Unglaubliche Farben, meditative Stille, wildes Meer, kilometerlange leere Strände und Bewohner, die sich nicht dem Diktat der Tourismusindustrie beugen wollen …
Barbuda hat uns verzaubert!
Eigentlich wollte ich nur nach „Antigua und Barbuda“ um Barbuda zu besuchen. Nachdem ich in unserem Guide gelesen hatte, dass es auf Barbuda kein privates Land gibt, sondern die ganze Insel gemeinschaftliches Eigentum der Bewohner ist, wollte ich diesen Ort unbedingt erleben. Und wir wurden nicht enttäuscht.
Es geht schon mit der Anreise los: lange ist die Insel garnicht zu sehen und wir fragen uns mal wieder, ob wir uns verfahren haben. Doch dann taucht ein flacher Streifen weißen Sandes am Horizont auf. Barbuda ist total flach, die höchste Erhebung ist 37 m hoch. Auf die Seekarten ist nicht wirklich Verlass, wir müssen uns vorsichtig an die Insel herantasten und das Wasser im Blick haben, da der Untergrund sich immer wieder verändert und wir ja schließlich nicht (nochmal) auf Grund laufen möchten.
Das Wasser ist so türkis wie ich es bisher noch nirgends in der Karibik gesehen habe. Der endlose Strand auf den wir zuhalten ist cremefarben mit einem rosafarbenen Ton an der Wasserlinie. Der Himmel ist grau bewölkt, doch die Sonne scheint. Die Farben schlagen mich total in ihren Bann!
Wir ankern in der Nähe von 3 anderen Booten, da sich das am sichersten anfühlt. Leider haben wir ja keinen Außenborder mehr um zum Strand zu fahren. Das Wasser ist auch zu wild um zu rudern, so bleibt uns nur, das Panorama aus der Ferne zu genießen. Entgegen unserer Erwartung haben wir Handyempfang und so kann ich unsere Verabredung mit einem Guide für den übernächsten Tag klarmachen. Wir wollen eine Tour zu der größten Kolonie von Fregattenvögeln in der Karibik machen. Das ist die größte Attraktion auf Barbuda. Außerdem hoffe ich natürlich, ihn über das Land ausfragen zu können.

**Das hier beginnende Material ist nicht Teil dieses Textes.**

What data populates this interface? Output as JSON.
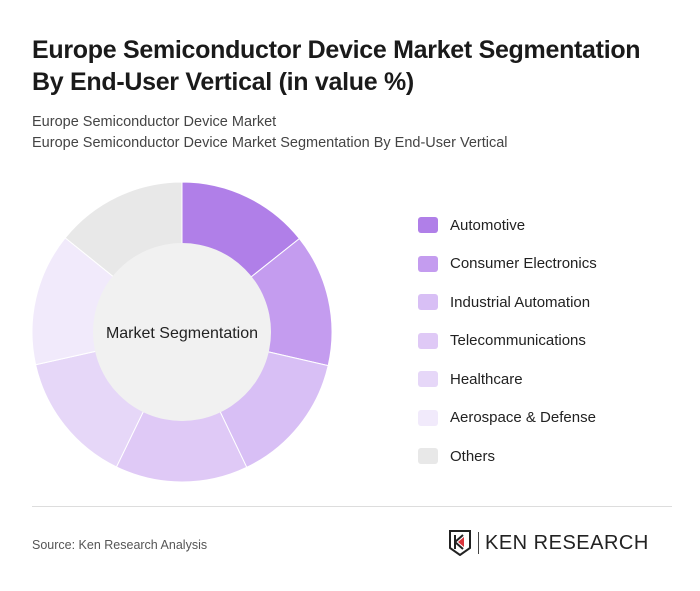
{
  "title": "Europe Semiconductor Device Market Segmentation By End-User Vertical (in value %)",
  "subtitle1": "Europe Semiconductor Device Market",
  "subtitle2": "Europe Semiconductor Device Market Segmentation By End-User Vertical",
  "source": "Source: Ken Research Analysis",
  "logo_text": "KEN RESEARCH",
  "chart_data": {
    "type": "pie",
    "donut": true,
    "center_label": "Market Segmentation",
    "categories": [
      "Automotive",
      "Consumer Electronics",
      "Industrial Automation",
      "Telecommunications",
      "Healthcare",
      "Aerospace & Defense",
      "Others"
    ],
    "values": [
      14.3,
      14.3,
      14.3,
      14.3,
      14.3,
      14.3,
      14.2
    ],
    "colors": [
      "#b07fe8",
      "#c49cef",
      "#d8bff5",
      "#dfc9f6",
      "#e6d7f8",
      "#f1eafb",
      "#e8e8e8"
    ],
    "legend": "right"
  }
}
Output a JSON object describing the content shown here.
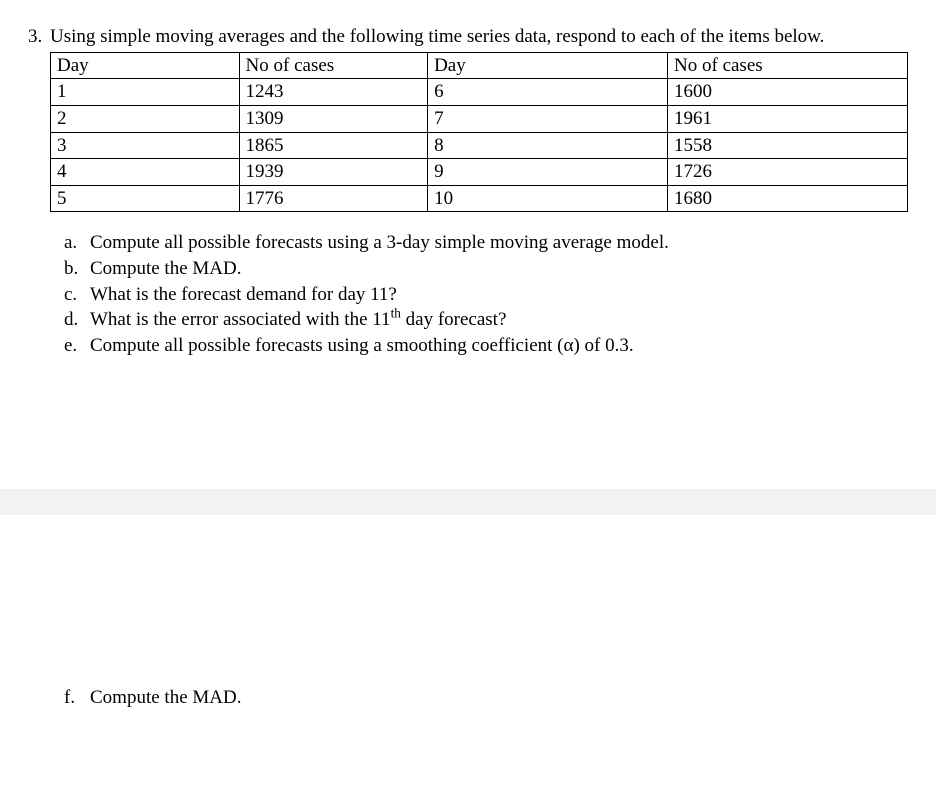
{
  "problem": {
    "number": "3.",
    "intro": "Using simple moving averages and the following time series data, respond to each of the items below."
  },
  "table": {
    "headers": {
      "day": "Day",
      "cases": "No of cases"
    },
    "rows": [
      {
        "dayL": "1",
        "casesL": "1243",
        "dayR": "6",
        "casesR": "1600"
      },
      {
        "dayL": "2",
        "casesL": "1309",
        "dayR": "7",
        "casesR": "1961"
      },
      {
        "dayL": "3",
        "casesL": "1865",
        "dayR": "8",
        "casesR": "1558"
      },
      {
        "dayL": "4",
        "casesL": "1939",
        "dayR": "9",
        "casesR": "1726"
      },
      {
        "dayL": "5",
        "casesL": "1776",
        "dayR": "10",
        "casesR": "1680"
      }
    ]
  },
  "subparts": {
    "a": {
      "marker": "a.",
      "text": "Compute all possible forecasts using a 3-day simple moving average model."
    },
    "b": {
      "marker": "b.",
      "text": "Compute the MAD."
    },
    "c": {
      "marker": "c.",
      "text": "What is the forecast demand for day 11?"
    },
    "d": {
      "marker": "d.",
      "pre": "What is the error associated with the 11",
      "sup": "th",
      "post": " day forecast?"
    },
    "e": {
      "marker": "e.",
      "text": "Compute all possible forecasts using a smoothing coefficient (α) of 0.3."
    },
    "f": {
      "marker": "f.",
      "text": "Compute the MAD."
    }
  }
}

Wir genießen einen Tag vor Anker, lassen unsere Seelen baumeln, saugen die magische Atmosphäre der Insel in uns auf.
Am Nachmittag legen wir uns nochmal um, damit uns unser Guide gut abholen kann. Das Wetter ist wild und die See auch und wir sind heilfroh als wir wieder sicher vor Anker liegen.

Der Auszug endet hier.